When I went to Italy for the first time, my world opened up in ways I had never imagined. More than anything, gastronomically I was invited into a culture beyond my wildest imagination. I loved to cook already but my experience was somewhat limited as a child of the 70s without a strong ethnic background. At the age of 18 I found myself in a hostel on the Amalfi Coast eating apricots which I decided were the fruit of the gods. I had never had one in my life and actually thought they only came dried. Ambrosia indeed! I threw myself into the culinary delights of Italy with gusto, as my waistline will attest. Artichokes, prosciutto, heady red wines, truffles, castagnaccio (a Tuscan dessert made with rosemary and chestnut flour), porchetta – I tried it all. Seriously, who can resist a porchetta sandwich served from the original food trucks in a little medieval village in Umbria?
As much as the explosion of flavors, a freshness of produce that I had never experienced and the incredible combinations, I was intrigued by the stories of where the food came from. The tales of when and where, why certain dishes came to be all made me gain a great appreciation of the Italian cuisine. I am particularly interested in eating locally, a movement that has really taken shape here in the US. Italian regions are geographically, topographically and historically unique and each produces regional dishes that will make your mouth water. Here are some of my favorites. NOTE: some of the most typical dishes throughout Italy involve offal but since I care not for intestines, they are not included here. Katie Parla is a big fan and the utmost authority on where to find such delicacies in Rome. Check out her page: parlafood.com
Here is a partial list (offal free) - there are so many others but I will save those for another post.

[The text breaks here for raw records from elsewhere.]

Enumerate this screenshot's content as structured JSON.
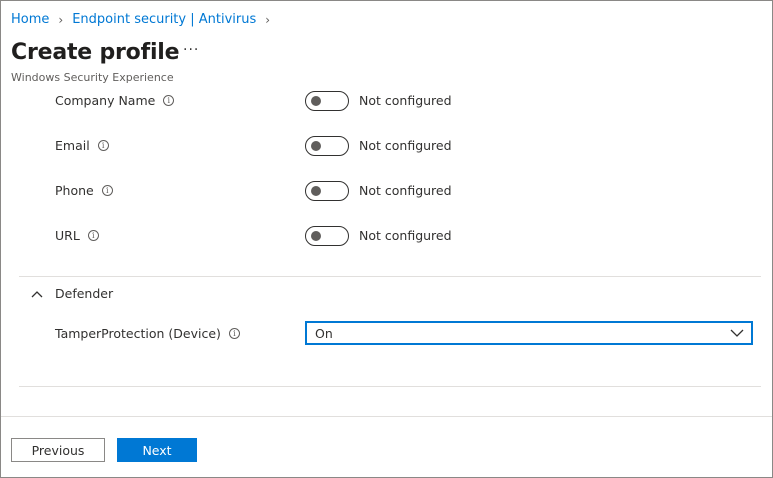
{
  "breadcrumb": {
    "items": [
      "Home",
      "Endpoint security | Antivirus"
    ]
  },
  "page": {
    "title": "Create profile",
    "more_label": "···",
    "subtitle": "Windows Security Experience"
  },
  "settings": [
    {
      "label": "Company Name",
      "state": "Not configured",
      "enabled": false
    },
    {
      "label": "Email",
      "state": "Not configured",
      "enabled": false
    },
    {
      "label": "Phone",
      "state": "Not configured",
      "enabled": false
    },
    {
      "label": "URL",
      "state": "Not configured",
      "enabled": false
    }
  ],
  "defender": {
    "section_title": "Defender",
    "expanded": true,
    "tamper_label": "TamperProtection (Device)",
    "tamper_value": "On"
  },
  "footer": {
    "previous_label": "Previous",
    "next_label": "Next"
  },
  "colors": {
    "accent": "#0078d4",
    "text": "#323130",
    "divider": "#e1dfdd"
  },
  "icons": {
    "info": "info-icon",
    "breadcrumb_separator": "chevron-right-icon",
    "section_toggle": "chevron-up-icon",
    "dropdown": "chevron-down-icon"
  }
}
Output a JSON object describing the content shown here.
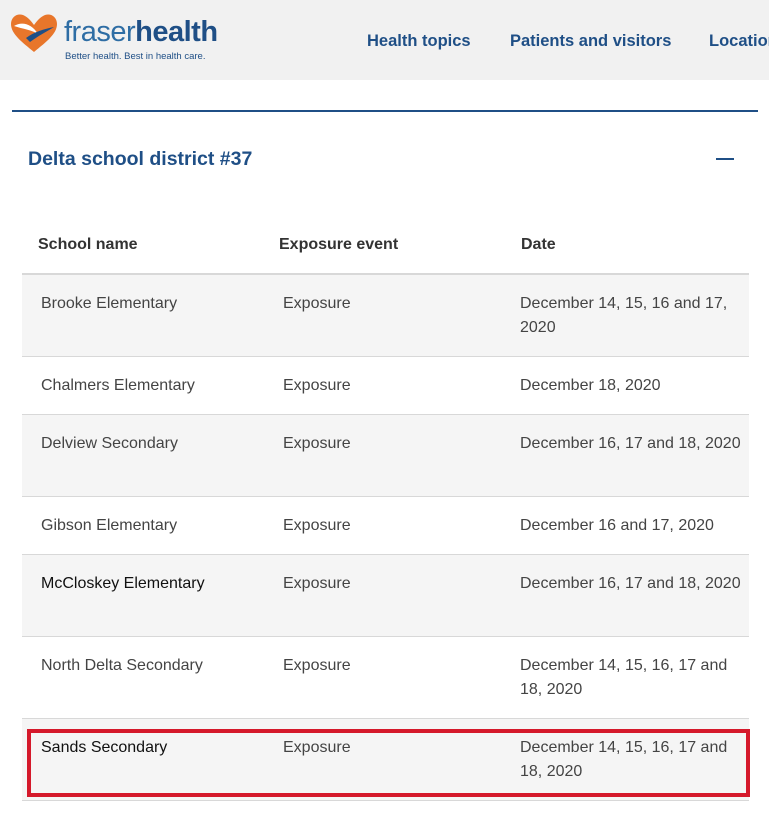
{
  "brand": {
    "name_part1": "fraser",
    "name_part2": "health",
    "tagline": "Better health. Best in health care.",
    "colors": {
      "blue": "#1f4f86",
      "orange": "#e8762b",
      "highlight": "#d5192b"
    }
  },
  "nav": {
    "items": [
      "Health topics",
      "Patients and visitors",
      "Locations"
    ]
  },
  "accordion": {
    "title": "Delta school district #37",
    "toggle_icon": "minus-icon"
  },
  "table": {
    "headers": [
      "School name",
      "Exposure event",
      "Date"
    ],
    "rows": [
      {
        "school": "Brooke Elementary",
        "event": "Exposure",
        "date": "December 14, 15, 16 and 17, 2020"
      },
      {
        "school": "Chalmers Elementary",
        "event": "Exposure",
        "date": "December 18, 2020"
      },
      {
        "school": "Delview Secondary",
        "event": "Exposure",
        "date": "December 16, 17 and 18, 2020"
      },
      {
        "school": "Gibson Elementary",
        "event": "Exposure",
        "date": "December 16 and 17, 2020"
      },
      {
        "school": "McCloskey Elementary",
        "event": "Exposure",
        "date": "December 16, 17 and 18, 2020"
      },
      {
        "school": "North Delta Secondary",
        "event": "Exposure",
        "date": "December 14, 15, 16, 17 and 18, 2020"
      },
      {
        "school": "Sands Secondary",
        "event": "Exposure",
        "date": "December 14, 15, 16, 17 and 18, 2020"
      }
    ]
  }
}
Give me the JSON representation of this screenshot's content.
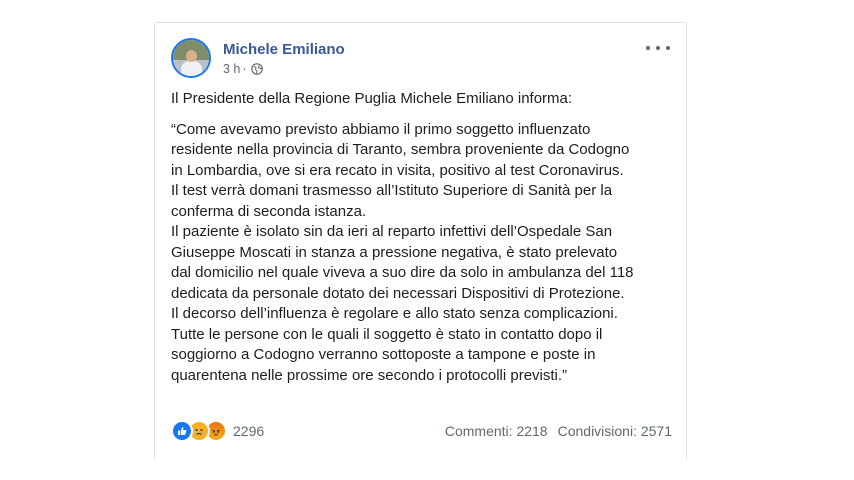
{
  "post": {
    "author": "Michele Emiliano",
    "time": "3 h",
    "separator": "·",
    "privacy_icon": "globe-icon",
    "more_icon": "more-options-icon",
    "intro": "Il Presidente della Regione Puglia Michele Emiliano informa:",
    "lines": [
      "“Come avevamo previsto abbiamo il primo soggetto influenzato",
      "residente nella provincia di Taranto, sembra proveniente da Codogno",
      "in Lombardia, ove si era recato in visita, positivo al test Coronavirus.",
      "Il test verrà domani trasmesso all’Istituto Superiore di Sanità per la",
      "conferma di seconda istanza.",
      "Il paziente è isolato sin da ieri al reparto infettivi dell’Ospedale San",
      "Giuseppe Moscati in stanza a pressione negativa, è stato prelevato",
      "dal domicilio nel quale viveva a suo dire da solo in ambulanza del 118",
      "dedicata da personale dotato dei necessari Dispositivi di Protezione.",
      "Il decorso dell’influenza è regolare e allo stato senza complicazioni.",
      "Tutte le persone con le quali il soggetto è stato in contatto dopo il",
      "soggiorno a Codogno verranno sottoposte a tampone e poste in",
      "quarentena nelle prossime ore secondo i protocolli previsti.”"
    ]
  },
  "footer": {
    "reactions": [
      "like",
      "sad",
      "angry"
    ],
    "reaction_count": "2296",
    "comments": "Commenti: 2218",
    "shares": "Condivisioni: 2571"
  },
  "colors": {
    "author_link": "#385898",
    "meta_text": "#606770",
    "like": "#1877f2",
    "sad": "#f7b125",
    "angry": "#e9710f"
  }
}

1. Panelle - chickpea fritters (Palermo) Paleo Diet followers can skip on to #4. We’ve got a lot of carb action going on here. In little stands all over Palermo you can find these delightful flat, fried fritters. 3 ingredients: chickpea flour, water, salt. Fried in oil and stuffed into….wait for it…. a ROLL. Don’t judge. Just go to Palermo and try them.
2. Zuppa di Farro (Lucca) – Spelt soup is probably my favorite comfort food of all. I can make it at home now that farro is easier to find. But if I can be in Lucca AND don’t have to cook….
3. Strozzapreti al Tartufo (Umbria) Strangle the priest….what a name for pasta! There are many theories about the origins of this type of handmade pasta but the most obvious (and gruesome) one is that it looks like someone’s neck that has been wrung. And the neck is that of a priest because of the Umbrian suspicion of any institution, particularly the Church. The pasta is delicious nonetheless, particularly when it is served with an olive oil and truffle sauce and topped with, you guessed it, more truffles! (note: best place in the world to eat this is La Palomba in Orvieto)
4. Porchetta (Umbria & Tuscany) - roasted pork sandwich. The pig has been slow roasted over a spit with herbs and spices until it is cooked to perfection (it takes a loooong time). Have some porchetta – it will bring out the carnivore in everyone.
5. Carciofi alla giudea (Rome) Rome has an incredible culinary tradition and one aspect of that tradition is Roman Jewish cuisine. The Jewish Artichoke is pure delight. A whole artichoke fried in oil and salted. This is what my brother had at a dinner when he came to visit me and now asks me for every time I go to Rome – alas, if it were only that easy…
Do you have a favorite dish in Italy? Tell me all about it in the comments.